The Sporting News
When I write my long-promised Top 10 list of World Series weather games, the 1925 championship finale will certainly rank high on the chart.
It had almost all the makings of a fall weather classic: pounding rain, vision-obstructing fog, ballplayers’ mud-caked habiliments and thousands of rain-drenched foul-weather fans, so to speak. ‘You could cut the mirk with a cleaver,” The Evening Star of Washington, D.C., reported on the gloomy mid-October afternoon in Pittsburgh.
Game 7 also had a fire on the field, a blaze intentionally set by Forbes Field groundskeeper Jack Fogarty in an attempt to dry the uliginous infield. There’s no report, however, of fans roasting marshmallows.
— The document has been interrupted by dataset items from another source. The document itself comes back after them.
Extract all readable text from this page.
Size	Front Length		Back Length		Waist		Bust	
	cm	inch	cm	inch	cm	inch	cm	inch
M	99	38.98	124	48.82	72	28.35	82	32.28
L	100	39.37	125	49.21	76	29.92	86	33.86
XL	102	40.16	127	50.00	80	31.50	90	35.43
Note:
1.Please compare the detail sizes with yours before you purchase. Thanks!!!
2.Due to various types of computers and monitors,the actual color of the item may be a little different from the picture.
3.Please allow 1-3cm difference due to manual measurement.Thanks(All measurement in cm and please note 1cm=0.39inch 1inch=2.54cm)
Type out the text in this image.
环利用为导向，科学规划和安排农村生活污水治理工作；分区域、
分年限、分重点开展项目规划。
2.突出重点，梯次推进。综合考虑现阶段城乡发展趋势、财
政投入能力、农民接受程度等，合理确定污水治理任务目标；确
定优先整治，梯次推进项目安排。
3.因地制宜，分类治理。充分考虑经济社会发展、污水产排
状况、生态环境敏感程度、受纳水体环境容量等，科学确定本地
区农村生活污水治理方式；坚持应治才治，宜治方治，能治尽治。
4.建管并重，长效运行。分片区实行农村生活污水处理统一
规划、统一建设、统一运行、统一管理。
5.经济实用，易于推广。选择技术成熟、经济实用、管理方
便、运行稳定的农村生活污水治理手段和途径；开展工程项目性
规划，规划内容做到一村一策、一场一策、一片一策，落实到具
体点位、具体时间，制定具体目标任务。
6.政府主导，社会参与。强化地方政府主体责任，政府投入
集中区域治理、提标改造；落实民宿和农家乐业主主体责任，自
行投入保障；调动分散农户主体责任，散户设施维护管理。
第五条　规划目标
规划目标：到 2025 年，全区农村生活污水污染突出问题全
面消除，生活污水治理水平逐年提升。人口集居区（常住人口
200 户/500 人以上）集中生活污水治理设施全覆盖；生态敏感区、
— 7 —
This nutty game, in which the Pirates bested the Senators 9-7, also produced one irritated journalist.
Among the many World Series recap stories The Sporting News published in its Oct. 22 issue, Joe Vila held no punches in expressing his displeasure over the treatment of writers at the ballpark.
“I do not know who was directly responsible for the press accommodations at Forbes Field, but it’s enough to say that they were outrageous,” wrote Vila, who covered baseball for three decades.
“The press box, instead of being located in the grand stand, under cover, was arranged on the ground in front of the ordinary backstop. Reporters and telegraph operators, who had no redress, worked on Tuesday and Thursday in the mud and rain. They had no protection from the storm and were drenched to the skin.
From Vila’s writing, it’s as clear as mud to determine whether he was actually dodging raindrops and slogging through mud at Forbes Field or if he simply was piping up for those writers who were covering the game.
Under the sub-headline of “Press Handled Like Bleacherites,” Vila continued his salty assault, writing, “If the Pittsburgh Club had entertained the proper respect for the newspapers which spent many thousands of dollars to spread to spread the details of the World Series all over the United States and other parts of the civilized world, such uncomfortable conditions under which the writers and keymen tolled would not have existed.”
Digging through various other newspapers has not revealed, so far, any other scribes complaining about improper working conditions at the ballpark.
Ralph Davis wrote in the Pittsburgh Press that he “leaped” from his seat in the “press box at Forbes Field” at the end of the game, not because his pants were soaked, but from the sight of “Old Rube” Oldham firing the third strike past the Senators’ Goose Goslin, who was “standing there flatfooted, for the final out of the game of the world’s baseball series.”
If you scroll through enough baseball newspapers articles from the early 1900s, you’ll inevitably stumble upon an anecdote or two claiming a rogue infield pebble got in the way of a bouncing routine ground ball, causing the ball to take an unexpected hop past a fielder and cost the fielding team a run or two, or maybe even a game.
Heck, Game 7 of the 1924 World Series turned in favor of the Washington Senators when Bucky Harris hit a grounder toward third in the bottom of the eighth that ricocheted off a small rock and squirted past New York Giants’ third baseman Freddie Lindstrom, allowing two Senators to score and tie the game at 3-3. Washington eventually won the series in extra innings.
I’m not sure if Lindstrom took issue with the Griffith Stadium grounds crew, but in a series of profile stories about the profession, Pirates head groundskeeper Jack Fogarty told The Sporting News in 1938 that players, even Hall of Famers, would occasionally blame their miscues on infield pebbles left behind by him and other grounds crew members.
“…Once in a while a player tries to use me for an alibi,” Fogarty said.
“Old Honus Wagner did that once in his active playing days. He used to carry around a bunch of pebbles in his uniform pocket, and if he booted or fumbled, he’d come in and toss one of those pebbles at me, as if to let everybody know I left a stone out there big enough to deflect the course of a roller.
“Other players have tried that trick, too, but it doesn’t get them anywhere. If there’s ever been a pebble half as big as a marble on the skinned part of that infield, I’ve never found it.”
Fogarty became Pittsburgh’s head groundskeeper in 1919 and was known to sometimes douse the Forbes Field infield with gasoline and set it ablaze in an attempt to dry the playing surface after a lengthy rain. Days after his death in 1995, the Pittsburgh Press described Fogarty as a man “who devoted his lifetime to the tender care of the grass at Forbes Field and a man who took great pride in his work.”
If a player complained about the smoothness of the infield, “the next morning Fogarty went to work to smooth out the rough spot that caused the player to make his complaint and he wasn’t satisfied until the player approved,” the Press reported.
“Fogarty winced when he read that a ball took a bad hop over a player’s shoulder because he felt like this was a reflection on his ability, although it never was written with that in mind. But John Fogarty was a deeply sensitive and was highly regarded in his field.”